Мутавац едва заметно отступает в сторону. Он все еще таращится на Петковича, неподвижно стоящего напротив ворот. Он сказал, что Ольга не придет, если только ее не приведут охранники. И тут же пошел к воротам. Почему именно туда? Неужели встречает Ольгу? Откуда он все знает? Может быть, все здесь знают что-то об Ольге и не хотят ему говорить! Один Петкович был таким добрым! Но он безумен! У него ничего не поймешь. Но если его прямо спросить, может, он яснее ответит? Мутавац хотел подняться и пойти спросить его, но страх приковал его к месту — что как он услышит что-нибудь ужасное? Он уже говорил о самом ужасном, о смерти, и как раз в ту минуту, когда и сам Мутавац думал о ней. Но разве это самое ужасное? Он сказал: «Ты не испугаешься, ты пожертвуешь собой ради ее жизни». Да, лучше умереть. Мутавца охватывает покой забытья и оцепенения.
При виде его спокойствия Наполеон осмелел и снова замахнулся на него метлой.
— Наполеон, — прикрикнул на него Юришич, — прекратите, иначе я огрею вас метлой!
— Вот как, меня огреете, а его что — нельзя! Меня, значит, можно, а ведь я его и не собирался трогать.
— Не болтайте! — Юришич вырвал у него метлу.
— Ну, хорошо, подметайте тогда сами! — Наполеон капризно пожимает плечами и садится на груду пиленых дров.
Юришич отступился от него и вернул метлу. Ему невдомек, что все это обговорено между Рашулой и Наполеоном. Его мысли полностью сосредоточились на загадочном появлении Петковича перед Мутавцем. Уж не заменил ли Петкович себя Мутавцем, обнаружив его на том месте, на котором прежде сидел сам? И удивительно, как Мутавац перепугался, и еще удивительнее, как удовлетворенно, почти победоносно рассмеялся Рашула! Если бы Юришич хотя бы раз видел со вчерашнего дня Рашулу вместе с Петковичем, он бы поверил в существование какой-то более глубокой причинной связи между словами Петковича и смехом Рашулы. А так он мог поверить, что воздействие Петковича на Мутавца действительно могло быть опасным, независимо от того, отвечает ли это интересам Рашулы или нет. Как опасно? Что-то вроде гипноза? Он испытующе смотрит на Мутавца и придвигается к нему.
— Господин Мутавац! У вас нет оснований пугаться Петковича. Если он в следующий раз подойдет к вам, не слушайте его. Ведь он говорит не вам, а самому себе.

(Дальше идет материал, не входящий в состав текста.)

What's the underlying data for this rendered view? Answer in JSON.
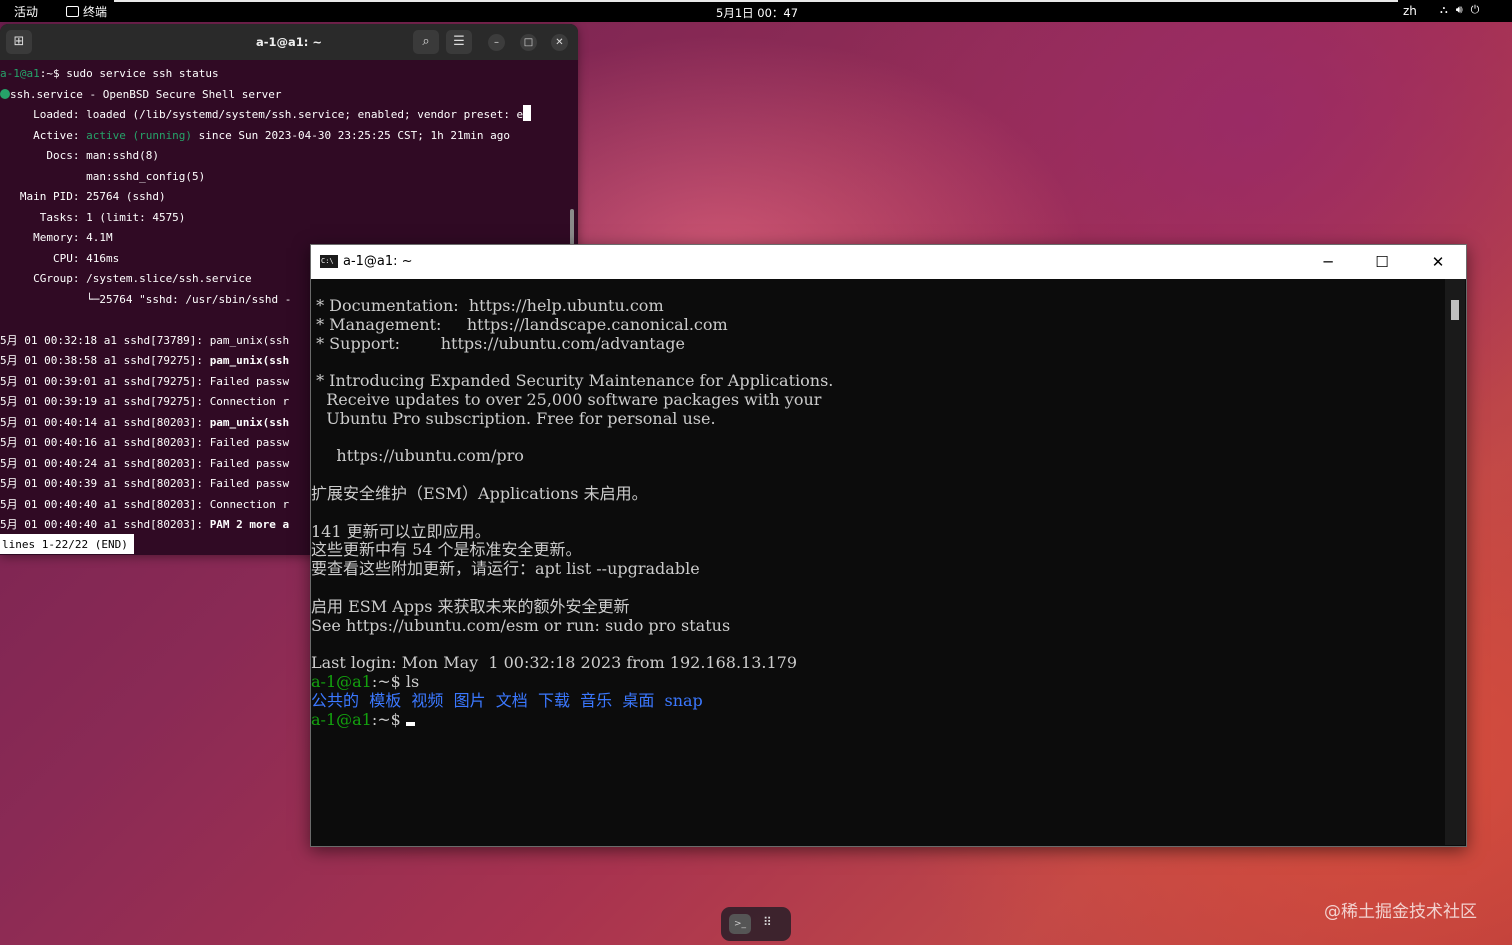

Мутавац посмотрел на него беспомощно, с недоверием. Быть может, Юришич подошел к нему просто из любопытства? Он его защитил от Рашулы и мог бы, наверное, сообщить что-нибудь об Ольге. И он спрашивает его об этом, но, как обычно, столь невразумительно, что Юришич почти ничего не понимает. Но когда понял, в душу ему закралось ужасное подозрение о роковом заблуждении и подмене, в результате чего Мутавац из-за Петковича мог пасть жертвой.
— Вы думаете, что это он говорил о вашей жене? Что она не придет? И что ее приведут охранники? Будьте благоразумны, господин Мутавац! Видимо, она не смогла прийти. Придет после обеда. Зачем бы ее арестовывать? Это Петкович говорил о другой женщине и о другой смерти, не вашей.

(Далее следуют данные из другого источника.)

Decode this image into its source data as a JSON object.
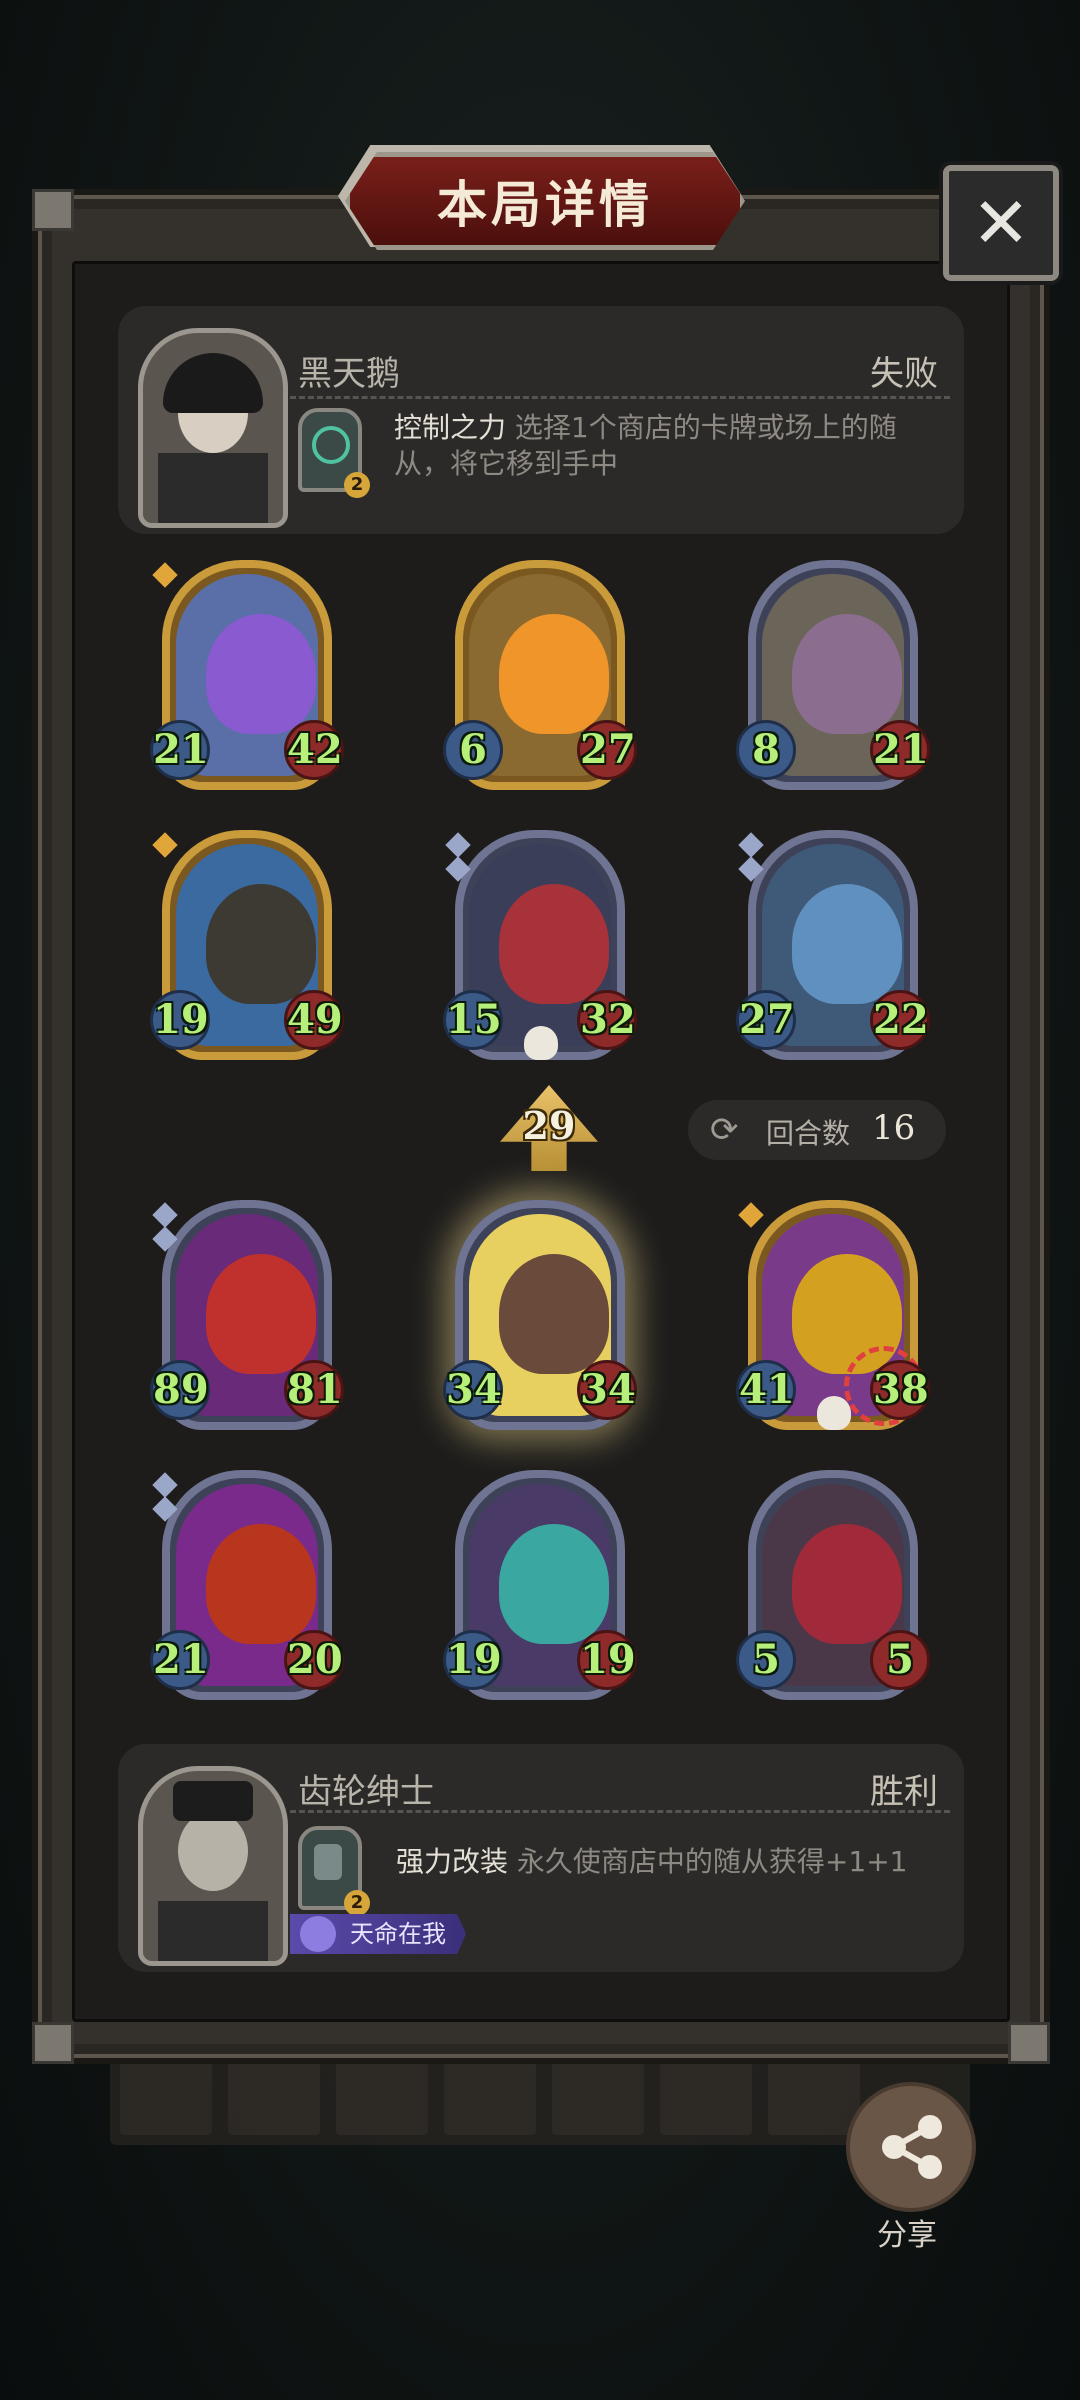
{
  "title": "本局详情",
  "close_label": "✕",
  "opponent": {
    "name": "黑天鹅",
    "result": "失败",
    "skill_name": "控制之力",
    "skill_desc_line1": " 选择1个商店的卡牌或场上的随",
    "skill_desc_line2": "从，将它移到手中",
    "skill_cost": "2"
  },
  "player": {
    "name": "齿轮绅士",
    "result": "胜利",
    "skill_name": "强力改装",
    "skill_desc": " 永久使商店中的随从获得+1+1",
    "skill_cost": "2",
    "badge": "天命在我"
  },
  "opponent_board": [
    {
      "atk": "21",
      "hp": "42"
    },
    {
      "atk": "6",
      "hp": "27"
    },
    {
      "atk": "8",
      "hp": "21"
    },
    {
      "atk": "19",
      "hp": "49"
    },
    {
      "atk": "15",
      "hp": "32"
    },
    {
      "atk": "27",
      "hp": "22"
    }
  ],
  "player_board": [
    {
      "atk": "89",
      "hp": "81"
    },
    {
      "atk": "34",
      "hp": "34"
    },
    {
      "atk": "41",
      "hp": "38"
    },
    {
      "atk": "21",
      "hp": "20"
    },
    {
      "atk": "19",
      "hp": "19"
    },
    {
      "atk": "5",
      "hp": "5"
    }
  ],
  "level": "29",
  "rounds": {
    "label": "回合数",
    "value": "16",
    "icon": "refresh-icon"
  },
  "share": {
    "label": "分享",
    "icon": "share-icon"
  },
  "colors": {
    "panel": "#34312c",
    "title_plate": "#7a1f1a",
    "stat_text": "#b6f07a",
    "gold_frame": "#c99b3a",
    "silver_frame": "#6e7491"
  }
}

Что-то все-таки должно было случиться, подозревает Мутавац. Юришич его только утешает, хочет подготовить к худшему.
— О какой другой, — спрашивает он, — о чьей смерти? — Но неосознанно к нему подкрадывается догадка, что Петкович в своем безумии и сам боится смерти.
— Это он в состоянии транса грезил о своей принцессе. Как вы этого не можете понять, Мутавац? — неожиданно вмешался Майдак, словно очнувшись от сна. Ревность к Мутавцу всколыхнулась в нем почти до болезненного отчаяния. Разве Петкович с его чувством справедливости этого не замечает?